I already wrote about this in my second post about Prisoner of Azkaban, but essentially, in the beginning, the major flaw of the Wizarding World is that certain wizards believe that purebloods are the best. Chamber of Secrets already contains the first hints that the Ministry itself is also far from a force for good when Hagrid is chucked into prison purely on the suspicion of being responsible for the release of the monster.
This becomes even clearer in Prisoner of Azkaban, when Harry and Hermione have to save Sirius from the Ministry of Magic, a supposed ally, instead of Voldemort. In Order of the Phoenix, the benevolent mask of the Ministry is ripped away completely when Fudge denies that Voldemort has returned and turns against Harry and Dumbledore.
This is quite a depressing and bleak reveal, but because Umbridge is ultimately defeated, chased away from Hogwarts and punished for her repulsiveness and Fudge has to see the truth, there’s more a sense that all will be right in the end if you persist and hold on to what you know to be true and right. It’s a deeply hopeful message.
The entire end of Order of the Phoenix is surprisingly hopeful, considering that Sirius just died, Harry’s even more depressed and traumatized than before, and the second Wizarding War just started. The picture of hopefulness that Goblet of Fire ended with has gotten a lot smaller, but it’s still there.

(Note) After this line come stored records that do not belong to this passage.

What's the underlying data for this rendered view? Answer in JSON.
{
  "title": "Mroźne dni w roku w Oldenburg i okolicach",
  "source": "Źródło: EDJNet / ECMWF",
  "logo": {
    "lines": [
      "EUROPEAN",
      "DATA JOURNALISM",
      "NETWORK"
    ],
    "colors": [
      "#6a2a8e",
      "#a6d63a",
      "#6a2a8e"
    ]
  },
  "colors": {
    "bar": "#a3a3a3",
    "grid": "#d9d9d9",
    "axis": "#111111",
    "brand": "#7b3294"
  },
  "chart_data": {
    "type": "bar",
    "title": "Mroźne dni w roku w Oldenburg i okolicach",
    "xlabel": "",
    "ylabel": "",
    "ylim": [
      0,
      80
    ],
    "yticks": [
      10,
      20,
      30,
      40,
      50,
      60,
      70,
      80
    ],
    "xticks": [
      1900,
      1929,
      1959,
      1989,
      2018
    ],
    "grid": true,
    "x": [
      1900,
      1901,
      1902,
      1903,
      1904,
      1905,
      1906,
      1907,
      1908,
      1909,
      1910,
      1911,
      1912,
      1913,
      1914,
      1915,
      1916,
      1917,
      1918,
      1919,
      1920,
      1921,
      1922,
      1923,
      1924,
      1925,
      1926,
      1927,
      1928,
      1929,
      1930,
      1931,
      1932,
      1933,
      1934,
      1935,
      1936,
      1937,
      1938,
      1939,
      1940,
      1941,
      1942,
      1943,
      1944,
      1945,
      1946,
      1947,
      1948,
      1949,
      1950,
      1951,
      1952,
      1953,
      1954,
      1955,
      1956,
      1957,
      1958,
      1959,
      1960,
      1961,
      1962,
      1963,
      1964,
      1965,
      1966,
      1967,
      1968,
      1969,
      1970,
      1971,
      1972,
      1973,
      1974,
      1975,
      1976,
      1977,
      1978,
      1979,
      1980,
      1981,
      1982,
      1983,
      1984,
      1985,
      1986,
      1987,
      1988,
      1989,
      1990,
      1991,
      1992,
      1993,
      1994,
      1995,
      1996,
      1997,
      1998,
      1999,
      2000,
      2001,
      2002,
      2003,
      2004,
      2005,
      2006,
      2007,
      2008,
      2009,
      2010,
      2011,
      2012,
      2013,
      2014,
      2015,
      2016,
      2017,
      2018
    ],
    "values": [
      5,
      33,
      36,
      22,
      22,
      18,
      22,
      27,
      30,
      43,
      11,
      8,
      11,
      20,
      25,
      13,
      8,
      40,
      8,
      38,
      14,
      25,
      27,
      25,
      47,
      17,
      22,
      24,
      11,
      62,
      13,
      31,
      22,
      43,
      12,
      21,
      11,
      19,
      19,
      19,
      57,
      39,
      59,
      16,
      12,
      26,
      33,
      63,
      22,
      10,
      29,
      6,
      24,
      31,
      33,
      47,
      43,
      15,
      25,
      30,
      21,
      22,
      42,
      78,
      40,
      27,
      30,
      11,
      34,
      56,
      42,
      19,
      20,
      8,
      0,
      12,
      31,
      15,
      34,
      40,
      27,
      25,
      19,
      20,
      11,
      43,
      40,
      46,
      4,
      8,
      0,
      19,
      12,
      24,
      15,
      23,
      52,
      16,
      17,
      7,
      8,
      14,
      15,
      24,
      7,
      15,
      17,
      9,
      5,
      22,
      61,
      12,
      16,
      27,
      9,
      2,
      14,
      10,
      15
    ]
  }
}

This time though, it’s mostly due to the fact that Harry, although he feels deeply alone, is not at all alone. At King’s Cross, he is greeted by a group of adult friends that intimidate the Dursleys into not abusing him over the summer. That, combined with the loyalty of the friends that accompanied Harry to the Ministry, left me with a sense that everything would be okay as long as you had people that cared about and stuck up for you. It’s a good message to end a book on.